Citations de Cédric Gras (569)
Pour quelles raisons Vitali Abalakov, le plus fameux des alpinistes soviétiques avait-il été victime de la Grande Terreur ? Avait-il dénoncé sous la torture ses compagnons de cordée ? Et surtout, avait-il livré son propre frère, Evgueni Abalakov, l’étoile des cimes, le conquérant héroïque du vertigineux pic Staline ? (page 15)
Nous Européens rêvons communément d’Himalaya, de tropiques, de Sahara. Nous ignorons le Caucase, les Tian Shan et le Pamir. Nous avons fait de l’Eurasie la face cachée de la Terre, un monde absent de notre carte mentale. Alors, il s’appelait URSS… (page 47)

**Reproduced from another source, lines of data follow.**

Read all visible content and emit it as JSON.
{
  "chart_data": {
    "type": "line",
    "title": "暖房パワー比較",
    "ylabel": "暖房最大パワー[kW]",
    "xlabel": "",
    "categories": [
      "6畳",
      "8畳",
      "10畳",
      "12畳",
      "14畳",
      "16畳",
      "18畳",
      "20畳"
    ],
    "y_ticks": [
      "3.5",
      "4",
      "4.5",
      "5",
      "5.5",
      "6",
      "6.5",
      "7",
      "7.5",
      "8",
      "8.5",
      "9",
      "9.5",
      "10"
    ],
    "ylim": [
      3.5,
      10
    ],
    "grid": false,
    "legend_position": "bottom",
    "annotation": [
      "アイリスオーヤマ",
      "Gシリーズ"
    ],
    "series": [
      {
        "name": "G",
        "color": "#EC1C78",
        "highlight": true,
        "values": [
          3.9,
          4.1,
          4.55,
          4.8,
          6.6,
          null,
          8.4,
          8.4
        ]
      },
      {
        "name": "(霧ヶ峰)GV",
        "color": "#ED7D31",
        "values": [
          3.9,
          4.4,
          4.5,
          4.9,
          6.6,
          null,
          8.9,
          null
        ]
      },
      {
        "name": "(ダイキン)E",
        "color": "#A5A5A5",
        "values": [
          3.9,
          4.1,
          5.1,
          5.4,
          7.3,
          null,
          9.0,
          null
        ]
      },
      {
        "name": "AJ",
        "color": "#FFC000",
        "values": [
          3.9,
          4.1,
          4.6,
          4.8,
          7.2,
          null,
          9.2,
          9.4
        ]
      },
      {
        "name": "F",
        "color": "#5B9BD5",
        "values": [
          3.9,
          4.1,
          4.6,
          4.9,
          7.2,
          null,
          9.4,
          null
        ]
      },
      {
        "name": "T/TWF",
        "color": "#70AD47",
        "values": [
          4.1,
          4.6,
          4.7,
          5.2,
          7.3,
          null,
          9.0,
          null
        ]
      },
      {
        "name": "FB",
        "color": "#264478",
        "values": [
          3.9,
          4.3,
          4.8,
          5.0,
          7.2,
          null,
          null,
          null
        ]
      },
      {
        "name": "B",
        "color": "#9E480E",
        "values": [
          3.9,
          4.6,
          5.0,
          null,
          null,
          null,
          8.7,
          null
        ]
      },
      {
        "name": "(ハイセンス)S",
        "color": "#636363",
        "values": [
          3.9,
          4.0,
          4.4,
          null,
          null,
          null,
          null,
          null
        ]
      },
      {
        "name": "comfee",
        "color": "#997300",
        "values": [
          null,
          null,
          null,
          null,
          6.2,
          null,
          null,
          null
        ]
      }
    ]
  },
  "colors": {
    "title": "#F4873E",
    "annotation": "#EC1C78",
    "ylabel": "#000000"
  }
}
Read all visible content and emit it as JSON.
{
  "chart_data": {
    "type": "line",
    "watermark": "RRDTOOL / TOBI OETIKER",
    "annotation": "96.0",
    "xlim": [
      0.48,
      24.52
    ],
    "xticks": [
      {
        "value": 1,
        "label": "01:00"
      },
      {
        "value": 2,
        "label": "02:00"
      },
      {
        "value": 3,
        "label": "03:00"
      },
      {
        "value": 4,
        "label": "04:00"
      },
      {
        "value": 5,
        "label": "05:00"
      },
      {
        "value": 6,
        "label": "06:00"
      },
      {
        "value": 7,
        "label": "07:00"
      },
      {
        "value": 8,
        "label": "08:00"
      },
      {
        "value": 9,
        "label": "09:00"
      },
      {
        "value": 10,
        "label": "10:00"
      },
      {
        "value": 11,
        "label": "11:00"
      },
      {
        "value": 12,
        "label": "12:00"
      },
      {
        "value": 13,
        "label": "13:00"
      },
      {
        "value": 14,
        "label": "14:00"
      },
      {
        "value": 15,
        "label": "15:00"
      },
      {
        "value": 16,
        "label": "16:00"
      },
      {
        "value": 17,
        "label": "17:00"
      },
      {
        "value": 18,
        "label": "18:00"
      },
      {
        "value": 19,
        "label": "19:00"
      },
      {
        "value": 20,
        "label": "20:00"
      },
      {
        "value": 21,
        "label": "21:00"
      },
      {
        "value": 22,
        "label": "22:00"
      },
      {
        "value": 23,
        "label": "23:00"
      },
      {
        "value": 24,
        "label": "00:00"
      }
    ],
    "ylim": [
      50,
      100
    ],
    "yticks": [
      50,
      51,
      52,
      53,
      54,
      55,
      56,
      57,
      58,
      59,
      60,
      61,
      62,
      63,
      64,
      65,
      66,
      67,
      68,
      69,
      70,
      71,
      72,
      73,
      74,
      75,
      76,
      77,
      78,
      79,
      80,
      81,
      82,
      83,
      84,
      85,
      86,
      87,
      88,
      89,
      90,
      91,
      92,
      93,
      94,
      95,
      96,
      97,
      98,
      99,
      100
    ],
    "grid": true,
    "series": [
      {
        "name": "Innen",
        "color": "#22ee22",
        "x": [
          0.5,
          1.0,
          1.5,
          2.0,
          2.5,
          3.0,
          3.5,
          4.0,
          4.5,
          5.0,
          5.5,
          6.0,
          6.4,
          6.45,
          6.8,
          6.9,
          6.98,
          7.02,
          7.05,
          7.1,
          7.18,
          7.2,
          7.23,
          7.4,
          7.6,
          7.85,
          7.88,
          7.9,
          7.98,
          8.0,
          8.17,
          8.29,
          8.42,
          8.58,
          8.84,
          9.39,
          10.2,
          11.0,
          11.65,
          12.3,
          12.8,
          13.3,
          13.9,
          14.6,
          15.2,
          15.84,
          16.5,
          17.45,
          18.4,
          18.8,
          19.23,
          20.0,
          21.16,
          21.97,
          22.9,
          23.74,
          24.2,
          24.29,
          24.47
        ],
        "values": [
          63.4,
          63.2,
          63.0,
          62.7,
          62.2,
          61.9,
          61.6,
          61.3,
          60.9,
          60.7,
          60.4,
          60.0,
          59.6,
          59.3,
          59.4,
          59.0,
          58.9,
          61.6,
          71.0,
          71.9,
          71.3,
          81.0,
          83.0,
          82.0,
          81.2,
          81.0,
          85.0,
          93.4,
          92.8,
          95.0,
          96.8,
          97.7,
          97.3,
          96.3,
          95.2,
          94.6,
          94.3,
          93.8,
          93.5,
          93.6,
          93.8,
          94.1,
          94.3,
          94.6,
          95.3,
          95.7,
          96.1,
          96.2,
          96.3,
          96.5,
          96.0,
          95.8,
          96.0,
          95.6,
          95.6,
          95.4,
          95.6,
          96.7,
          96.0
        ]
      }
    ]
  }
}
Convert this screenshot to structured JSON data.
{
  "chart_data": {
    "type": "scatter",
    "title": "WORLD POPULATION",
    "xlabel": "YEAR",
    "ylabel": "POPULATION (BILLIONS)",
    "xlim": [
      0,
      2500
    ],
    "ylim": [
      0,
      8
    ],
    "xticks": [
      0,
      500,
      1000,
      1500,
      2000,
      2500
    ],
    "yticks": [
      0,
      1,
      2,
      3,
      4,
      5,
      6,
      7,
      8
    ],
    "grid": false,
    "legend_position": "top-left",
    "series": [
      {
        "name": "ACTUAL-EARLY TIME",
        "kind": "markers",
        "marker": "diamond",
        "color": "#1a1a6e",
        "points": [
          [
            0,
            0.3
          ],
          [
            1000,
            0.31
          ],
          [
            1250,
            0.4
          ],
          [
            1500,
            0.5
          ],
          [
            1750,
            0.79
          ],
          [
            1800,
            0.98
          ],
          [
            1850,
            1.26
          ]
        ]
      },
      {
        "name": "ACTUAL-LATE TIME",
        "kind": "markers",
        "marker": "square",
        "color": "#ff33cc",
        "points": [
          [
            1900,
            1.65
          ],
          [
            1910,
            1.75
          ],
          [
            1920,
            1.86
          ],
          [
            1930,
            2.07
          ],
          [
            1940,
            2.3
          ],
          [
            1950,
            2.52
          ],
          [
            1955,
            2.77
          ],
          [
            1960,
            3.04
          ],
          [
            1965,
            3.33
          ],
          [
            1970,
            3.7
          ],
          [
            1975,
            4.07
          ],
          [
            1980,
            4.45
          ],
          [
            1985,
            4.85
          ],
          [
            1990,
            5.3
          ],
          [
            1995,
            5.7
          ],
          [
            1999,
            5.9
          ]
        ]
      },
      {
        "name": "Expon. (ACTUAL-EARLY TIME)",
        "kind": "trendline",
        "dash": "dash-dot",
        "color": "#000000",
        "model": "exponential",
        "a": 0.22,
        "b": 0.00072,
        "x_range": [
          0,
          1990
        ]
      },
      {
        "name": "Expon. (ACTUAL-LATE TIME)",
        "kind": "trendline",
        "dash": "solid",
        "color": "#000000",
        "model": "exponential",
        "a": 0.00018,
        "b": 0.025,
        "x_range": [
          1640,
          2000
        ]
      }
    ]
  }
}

Evgueni est un bon Soviétique, engagé dans le développement politique de ses citoyens. Pour sa contribution à cette campagne de prospection, il sera d'ailleurs nommé udarnik, c'est-à-dire "travailleur de choc". Le culte des forces productives et de l'industrie bat son plein. L'alpiniste est un prolétaire comme les autres, un ouvrier du vertige. Il n'est pas là pour s'épancher béatement sur la beauté des sites. "Pas de contemplation ! Du minerai ! ordonne un jour un des chefs de la mission. Admirer le paysage est une tare petite-bourgeoise.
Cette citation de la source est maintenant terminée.